Opinion: Rocky times ahead in South China Sea

BEIJING, China — Long-simmering political disputes in the South China Sea — an oil-rich area claimed by six Asian nations — are beginning to boil over into
real conflict.

Over the past month, the number and intensity of nautical clashes between China and other players such as Vietnam and the Philippines have soared, unleashing deeply-held tensions that threaten to turn the region into a ticking time-bomb.

Ongoing disputes culminated recently in a series of dramatic events.

In late May, Chinese patrol boats slashed a research cable laid by a Vietnamese seismic survey ship only 75 miles from the Vietnamese coast. Just a few weeks later, Chinese patrols rammed into a Vietnamese energy exploration vessel. In response, both Vietnam and China have stepped up military activities in the sea, engaging in live fire drills and large-scale naval exercises, as well as a diplomatic war of words.

So deep is the hostility that Vietnam has allowed street protests — rare in the tightly-controlled Communist nation — permitting hundreds to demonstrate outside the Chinese embassy in Hanoi for a fourth week.

These tensions mirror recent events in the Philippines.

There, President Benigno Aquino has accused China of firing on a Filipino vessel, attacking a number of fishing trawlers, and violating the country’s nautical exclusion zone. In this context, Aquino has openly called for security reassurances from the United States; indeed, the U.S. 7th Fleet as of last week is conducting joint naval exercises with the implied point of reinforcing the Philippines’ capability to guard against China’s new assertiveness.

China would prefer to solve its disputes one-on-one with its smaller neighbors, and hates American meddling in the region. As Southeast Asian nations run to the United States for assistance, Beijing increasingly fears that America aims to encircle China militarily and diplomatically. A joint statement by the U.S. and Vietnam calling for freedom of navigation has redoubled Beijing’s alarm. In response, China is signaling to its Southeast Asian neighbors that U.S. support can’t force Beijing to back down, while all players remain determined not to retreat on territorial claims.

These conflicts underscore the dangers of today’s highly charged environment, in which vessels with military capabilities ignore each other’s signals and engage in provocative actions. Competing claims over islands in the region have already led to violent conflict between Vietnam and China in 1974 and again in 1988. Given the nationalist sentiment underlying all parties’ claims in the South China Sea, future incidents would be extraordinarily difficult to de-escalate.

Although China and Vietnam this weekend reaffirmed their mutual support for the China-ASEAN Declaration of Conduct (DOC), which rejects the use of force in the South China Sea, such rhetoric must be matched by actions on the ground.

Despite Beijing’s high-level conciliatory overtures, with President Hu Jintao calling for a “harmonious Asia” and dispatching envoys to reassure several of China’s ASEAN neighbors, Chinese patrol boats have continued to harass Vietnamese and Filipino energy vessels. These are precisely the type of actions proscribed by the DOC. Adding fuel to the fire is the growing militarization of the region as countries boost spending on new warships and submarines, sparking an arms race.
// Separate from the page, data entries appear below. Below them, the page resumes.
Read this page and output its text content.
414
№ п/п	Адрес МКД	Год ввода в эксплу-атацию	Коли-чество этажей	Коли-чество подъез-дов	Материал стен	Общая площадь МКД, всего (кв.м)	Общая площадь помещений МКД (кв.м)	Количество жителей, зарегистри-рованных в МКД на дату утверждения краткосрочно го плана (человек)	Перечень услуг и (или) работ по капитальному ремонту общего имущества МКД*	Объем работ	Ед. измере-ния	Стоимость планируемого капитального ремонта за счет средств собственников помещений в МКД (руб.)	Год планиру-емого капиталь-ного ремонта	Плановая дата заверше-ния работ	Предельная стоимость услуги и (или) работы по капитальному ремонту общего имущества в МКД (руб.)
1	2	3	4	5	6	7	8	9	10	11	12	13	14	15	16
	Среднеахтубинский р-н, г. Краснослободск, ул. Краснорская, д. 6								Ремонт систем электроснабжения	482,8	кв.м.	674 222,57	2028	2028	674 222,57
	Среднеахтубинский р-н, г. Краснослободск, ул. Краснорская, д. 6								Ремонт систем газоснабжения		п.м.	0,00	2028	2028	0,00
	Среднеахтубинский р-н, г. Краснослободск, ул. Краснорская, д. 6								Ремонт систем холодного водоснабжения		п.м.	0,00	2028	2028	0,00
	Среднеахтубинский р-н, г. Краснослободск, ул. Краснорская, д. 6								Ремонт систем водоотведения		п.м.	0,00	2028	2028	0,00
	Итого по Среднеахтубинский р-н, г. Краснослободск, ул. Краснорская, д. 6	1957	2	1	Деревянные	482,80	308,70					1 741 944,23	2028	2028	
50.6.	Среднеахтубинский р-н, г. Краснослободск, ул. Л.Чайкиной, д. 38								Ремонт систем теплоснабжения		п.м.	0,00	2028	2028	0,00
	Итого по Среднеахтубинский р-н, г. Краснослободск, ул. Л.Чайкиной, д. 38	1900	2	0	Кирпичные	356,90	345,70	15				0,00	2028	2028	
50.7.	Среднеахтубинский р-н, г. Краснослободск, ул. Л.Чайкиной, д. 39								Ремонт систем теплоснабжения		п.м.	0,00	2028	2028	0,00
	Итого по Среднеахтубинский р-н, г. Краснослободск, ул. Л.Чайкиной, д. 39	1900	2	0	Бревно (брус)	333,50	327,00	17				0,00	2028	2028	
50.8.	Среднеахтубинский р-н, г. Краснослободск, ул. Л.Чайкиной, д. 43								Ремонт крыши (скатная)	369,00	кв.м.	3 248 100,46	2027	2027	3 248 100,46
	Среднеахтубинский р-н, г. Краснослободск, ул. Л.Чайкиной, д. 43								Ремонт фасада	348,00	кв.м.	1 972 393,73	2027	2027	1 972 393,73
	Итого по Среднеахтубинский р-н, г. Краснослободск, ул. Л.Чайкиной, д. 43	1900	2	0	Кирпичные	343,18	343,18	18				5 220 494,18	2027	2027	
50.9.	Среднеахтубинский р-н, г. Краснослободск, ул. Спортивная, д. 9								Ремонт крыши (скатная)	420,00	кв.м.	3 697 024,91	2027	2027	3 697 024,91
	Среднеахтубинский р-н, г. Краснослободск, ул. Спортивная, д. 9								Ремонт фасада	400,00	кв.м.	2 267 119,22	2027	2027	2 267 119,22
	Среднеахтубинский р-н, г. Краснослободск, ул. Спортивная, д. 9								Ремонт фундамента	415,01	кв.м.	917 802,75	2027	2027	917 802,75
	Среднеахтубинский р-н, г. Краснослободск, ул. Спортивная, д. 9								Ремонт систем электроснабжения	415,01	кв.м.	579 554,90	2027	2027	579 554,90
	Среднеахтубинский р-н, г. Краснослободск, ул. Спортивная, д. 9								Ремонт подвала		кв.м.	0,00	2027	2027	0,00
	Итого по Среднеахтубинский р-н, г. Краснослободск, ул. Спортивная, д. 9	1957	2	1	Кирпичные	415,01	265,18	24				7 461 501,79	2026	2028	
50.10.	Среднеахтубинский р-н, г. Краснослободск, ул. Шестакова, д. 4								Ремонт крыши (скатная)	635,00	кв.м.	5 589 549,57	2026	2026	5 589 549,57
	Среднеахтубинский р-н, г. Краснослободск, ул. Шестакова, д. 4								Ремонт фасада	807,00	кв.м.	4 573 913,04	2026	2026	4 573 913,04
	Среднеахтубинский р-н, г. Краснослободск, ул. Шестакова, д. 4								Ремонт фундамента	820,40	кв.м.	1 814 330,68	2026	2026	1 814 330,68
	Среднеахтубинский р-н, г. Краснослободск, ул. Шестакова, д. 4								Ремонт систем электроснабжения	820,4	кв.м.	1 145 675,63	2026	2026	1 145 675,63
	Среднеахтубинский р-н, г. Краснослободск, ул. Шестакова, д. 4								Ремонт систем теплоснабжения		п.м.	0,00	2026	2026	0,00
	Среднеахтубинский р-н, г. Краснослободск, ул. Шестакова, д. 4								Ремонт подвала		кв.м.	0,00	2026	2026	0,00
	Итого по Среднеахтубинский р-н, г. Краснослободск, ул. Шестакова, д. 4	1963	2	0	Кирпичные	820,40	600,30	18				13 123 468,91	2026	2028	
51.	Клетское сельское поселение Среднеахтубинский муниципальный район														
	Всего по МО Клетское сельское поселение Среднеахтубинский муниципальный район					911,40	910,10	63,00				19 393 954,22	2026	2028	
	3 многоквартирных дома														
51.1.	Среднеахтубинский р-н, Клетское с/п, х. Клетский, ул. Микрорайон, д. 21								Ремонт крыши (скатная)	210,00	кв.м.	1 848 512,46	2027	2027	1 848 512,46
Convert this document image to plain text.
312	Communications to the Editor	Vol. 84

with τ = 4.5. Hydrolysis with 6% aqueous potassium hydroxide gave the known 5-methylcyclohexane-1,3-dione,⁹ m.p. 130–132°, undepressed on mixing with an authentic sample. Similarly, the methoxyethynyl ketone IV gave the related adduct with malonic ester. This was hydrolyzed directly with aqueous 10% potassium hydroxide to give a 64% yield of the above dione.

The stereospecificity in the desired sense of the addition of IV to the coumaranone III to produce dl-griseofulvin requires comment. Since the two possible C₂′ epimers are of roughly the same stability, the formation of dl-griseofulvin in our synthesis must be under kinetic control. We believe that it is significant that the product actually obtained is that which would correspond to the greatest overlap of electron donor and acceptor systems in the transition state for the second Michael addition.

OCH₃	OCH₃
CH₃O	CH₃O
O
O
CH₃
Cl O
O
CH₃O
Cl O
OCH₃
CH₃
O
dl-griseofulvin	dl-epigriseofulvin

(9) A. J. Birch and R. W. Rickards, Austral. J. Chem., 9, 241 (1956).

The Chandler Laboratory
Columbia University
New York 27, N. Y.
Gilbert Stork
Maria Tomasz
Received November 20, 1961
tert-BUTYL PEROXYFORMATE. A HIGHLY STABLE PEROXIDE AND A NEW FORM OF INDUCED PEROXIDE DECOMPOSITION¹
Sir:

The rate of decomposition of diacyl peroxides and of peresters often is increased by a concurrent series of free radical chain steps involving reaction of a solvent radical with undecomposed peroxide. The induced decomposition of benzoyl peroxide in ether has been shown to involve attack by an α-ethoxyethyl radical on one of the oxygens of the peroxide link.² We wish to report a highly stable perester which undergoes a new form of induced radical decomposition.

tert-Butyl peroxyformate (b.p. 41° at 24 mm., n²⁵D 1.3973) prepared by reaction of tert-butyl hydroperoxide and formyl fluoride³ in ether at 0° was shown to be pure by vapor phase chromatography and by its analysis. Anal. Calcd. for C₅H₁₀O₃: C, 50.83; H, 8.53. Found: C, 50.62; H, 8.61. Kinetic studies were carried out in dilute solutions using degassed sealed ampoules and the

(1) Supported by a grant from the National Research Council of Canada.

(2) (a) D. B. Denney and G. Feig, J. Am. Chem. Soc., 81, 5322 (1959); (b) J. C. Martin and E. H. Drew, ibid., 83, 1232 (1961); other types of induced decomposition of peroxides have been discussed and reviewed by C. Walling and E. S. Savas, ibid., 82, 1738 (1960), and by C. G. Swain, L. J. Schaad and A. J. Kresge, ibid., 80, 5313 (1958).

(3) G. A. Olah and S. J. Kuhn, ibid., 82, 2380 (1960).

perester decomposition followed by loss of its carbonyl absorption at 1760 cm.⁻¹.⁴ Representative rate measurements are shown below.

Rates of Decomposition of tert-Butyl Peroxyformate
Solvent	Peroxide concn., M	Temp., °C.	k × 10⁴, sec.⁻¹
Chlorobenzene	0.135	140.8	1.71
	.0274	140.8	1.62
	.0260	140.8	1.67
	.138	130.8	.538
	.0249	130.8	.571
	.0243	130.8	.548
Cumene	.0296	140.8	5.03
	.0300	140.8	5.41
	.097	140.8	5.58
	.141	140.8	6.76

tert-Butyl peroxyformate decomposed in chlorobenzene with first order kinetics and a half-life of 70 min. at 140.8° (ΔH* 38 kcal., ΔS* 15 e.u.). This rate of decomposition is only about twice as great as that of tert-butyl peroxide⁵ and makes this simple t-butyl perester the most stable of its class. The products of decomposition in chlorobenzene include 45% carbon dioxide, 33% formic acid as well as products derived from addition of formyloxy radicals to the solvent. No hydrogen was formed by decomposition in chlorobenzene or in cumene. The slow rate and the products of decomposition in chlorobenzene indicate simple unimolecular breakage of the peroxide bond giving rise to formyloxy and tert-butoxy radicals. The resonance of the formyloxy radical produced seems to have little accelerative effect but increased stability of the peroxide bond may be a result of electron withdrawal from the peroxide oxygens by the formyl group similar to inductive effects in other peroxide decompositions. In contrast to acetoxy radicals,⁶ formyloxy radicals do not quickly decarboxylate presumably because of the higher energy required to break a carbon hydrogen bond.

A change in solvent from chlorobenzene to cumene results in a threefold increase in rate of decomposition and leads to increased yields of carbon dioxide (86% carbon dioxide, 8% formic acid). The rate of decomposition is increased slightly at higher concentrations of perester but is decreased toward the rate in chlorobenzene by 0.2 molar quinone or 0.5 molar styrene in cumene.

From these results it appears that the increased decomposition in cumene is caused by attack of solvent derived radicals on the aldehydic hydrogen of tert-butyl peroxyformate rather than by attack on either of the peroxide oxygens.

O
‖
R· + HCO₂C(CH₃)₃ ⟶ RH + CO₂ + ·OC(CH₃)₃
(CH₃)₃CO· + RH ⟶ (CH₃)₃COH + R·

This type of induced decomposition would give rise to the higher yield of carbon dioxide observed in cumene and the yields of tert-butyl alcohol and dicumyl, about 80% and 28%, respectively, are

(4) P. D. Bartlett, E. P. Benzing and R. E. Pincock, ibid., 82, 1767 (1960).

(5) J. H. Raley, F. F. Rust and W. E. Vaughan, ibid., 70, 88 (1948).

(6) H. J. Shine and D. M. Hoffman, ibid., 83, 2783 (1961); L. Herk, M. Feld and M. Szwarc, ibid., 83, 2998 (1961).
If the region wants to avoid locking into a dangerous game of clashes, grand rhetorical gestures are not enough. Countries must match words with action and suspend patrol activities in disputed areas until a true return to the DOC can be realized. In particular, China must clarify its sweeping and ambiguous territorial claims in the region, and ground these claims in the United Nations Convention on the Law of the Sea.

This month’s ASEAN Regional Forum offers a golden opportunity for the parties involved to take concrete steps toward implementation of the DOC.

Joint exercises between countries in the South China Sea should be expanded. And all parties should agree to specific steps to help actors on the ground ease tensions in the event of a clash. If this chance to set a constructive path forward is not taken, further clashes in the South China Sea may well escalate into open conflict.

Stephanie T. Kleine-Ahlbrandt is the Northeast Asia Director of the International Crisis Group. She is based in Beijing.